2022 June 29 ML: updated 'Table relations : how to link CommCare tables to each other' : correct linking now also requires using field 'For Project WISE?'.

2022 May 20 ML: 1st draft.

Which Tables to Choose from the DWH Table list?

Names of the Tables with CommCare data always start with F_ (for example, F_1_SITE_INFORMATION).

These are main CommCare Tables, please use the tables with these exact names:

  1. F_1_SITE_INFORMATION  
  2. F_2_WATER_AND_HYGIENE
  3. F_3_SANITATION
  4. F_4_STRUCTURED_OBSERVATION
  5. F_SELECT_ALL_Q_STACKED

You will also find F_ tables with extended names (_ALL and _SS) but these should NOT be used for data analysis:

If you need to connect 2 or more CommCare tables, you need to create relationships on the following 4 fields (they are named identically among all F_ tables):

  1. Salesforce Site ID
  2. Survey Type (example: Pre-implementation, Post-Implementation, Routine Monitoring)
  3. Data Source (example: CommCare V1 or CommCare V2)
  4.  For Project Wise? (example: Yes, No, N/A)

If you miss any of the 4 fields above, Tableau will create the relationship and a data source, but this data source will produce incorrect results.

See examples of the published data extracts (with scheduled refresh) in Programs Published Data Sources - Tableau Online

If you need to connect one  CommCare table with one or more Salesforce table, you need to create relationship on the following field:

  • Salesforce Site ID

If your goal is to match the survey data for the Sites you found in the CommCare data set to the Salesforce data (for example, population # or Project WISE deployment status), CommCare Table (F_...) must be a Primary data source (left side of the data canvas) and Salesforce Table (SF_...) is a Secondary data source (right side).

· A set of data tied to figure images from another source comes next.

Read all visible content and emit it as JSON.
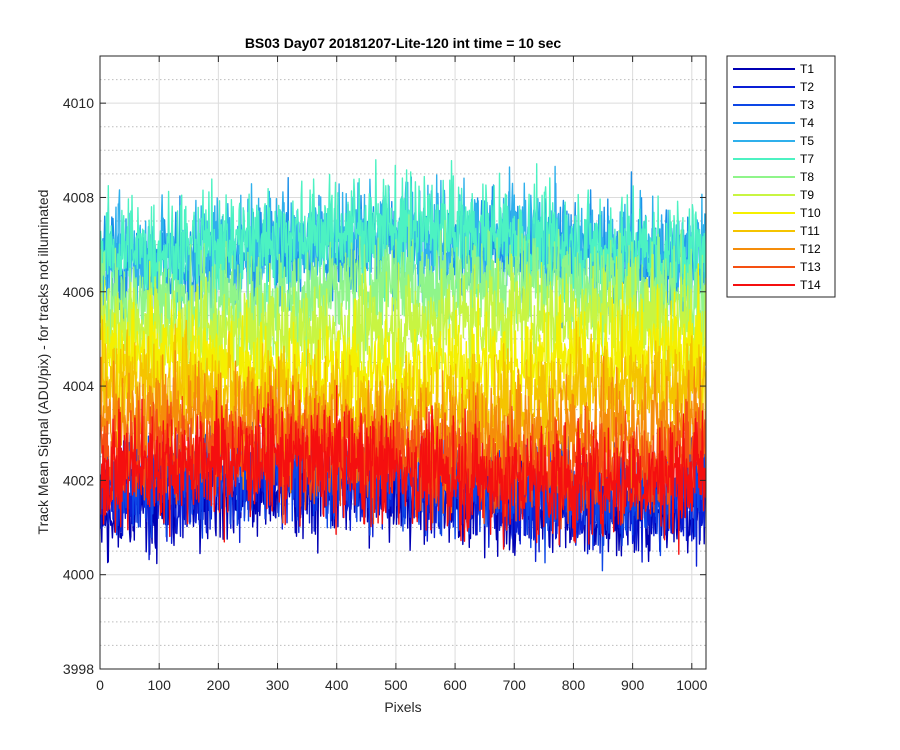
{
  "chart_data": {
    "type": "line",
    "title": "BS03 Day07 20181207-Lite-120 int time = 10 sec",
    "xlabel": "Pixels",
    "ylabel": "Track Mean Signal (ADU/pix) - for tracks not illuminated",
    "xlim": [
      0,
      1024
    ],
    "ylim": [
      3998,
      4011
    ],
    "xticks": [
      0,
      100,
      200,
      300,
      400,
      500,
      600,
      700,
      800,
      900,
      1000
    ],
    "yticks": [
      3998,
      4000,
      4002,
      4004,
      4006,
      4008,
      4010
    ],
    "grid": true,
    "legend_position": "outside-top-right",
    "x": {
      "start": 1,
      "end": 1024,
      "step": 1
    },
    "series": [
      {
        "name": "T1",
        "color": "#0000b3",
        "mean": 4001.6,
        "spread": 0.9
      },
      {
        "name": "T2",
        "color": "#0a1fd6",
        "mean": 4001.8,
        "spread": 0.9
      },
      {
        "name": "T3",
        "color": "#0d47e6",
        "mean": 4002.0,
        "spread": 0.95
      },
      {
        "name": "T4",
        "color": "#1a8fe8",
        "mean": 4006.8,
        "spread": 1.0
      },
      {
        "name": "T5",
        "color": "#2fb0ec",
        "mean": 4007.0,
        "spread": 1.0
      },
      {
        "name": "T7",
        "color": "#4cf2c2",
        "mean": 4007.1,
        "spread": 1.0
      },
      {
        "name": "T8",
        "color": "#8ff58a",
        "mean": 4006.0,
        "spread": 1.0
      },
      {
        "name": "T9",
        "color": "#c8f542",
        "mean": 4005.3,
        "spread": 1.0
      },
      {
        "name": "T10",
        "color": "#f5f000",
        "mean": 4004.5,
        "spread": 1.0
      },
      {
        "name": "T11",
        "color": "#f5c400",
        "mean": 4003.8,
        "spread": 1.0
      },
      {
        "name": "T12",
        "color": "#f58d0a",
        "mean": 4003.1,
        "spread": 1.0
      },
      {
        "name": "T13",
        "color": "#f55012",
        "mean": 4002.5,
        "spread": 1.0
      },
      {
        "name": "T14",
        "color": "#f50f0f",
        "mean": 4002.2,
        "spread": 1.05
      }
    ]
  }
}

If your goal is to add survey results to the Sites you found in the Salesforce data set (for example, water and electricity sufficiency or child club activities in past 6 months), Salesforce Table (SF_...) must be a Primary data source (left side of the data canvas) and CommCare Table (F_...) is a Secondary data source (right side).

Data Source: what is Commcare V1 and Commcare V2

Commcare V2 (v=version) contains data collected using the CommCare app starting October 2021. At that time a new version of the survey was rolled out, with some questions added, removed or replaced compared to V1.

Commcare V1 contains data collected using the CommCare app from 2019 to ~October 2021. The V1 results you see in the data warehouse have been shaped and cleaned to match the current survey version, V2.

As a result, some sites had data collected from 2019 to date in different version of the survey. If you select only 1 of the 2 versions as a Data Source in Tableau filter, the results will be limited (Pre-survey and Post- survey could happen in 2020 -> V1, but RM could happen in 2022 -> V2).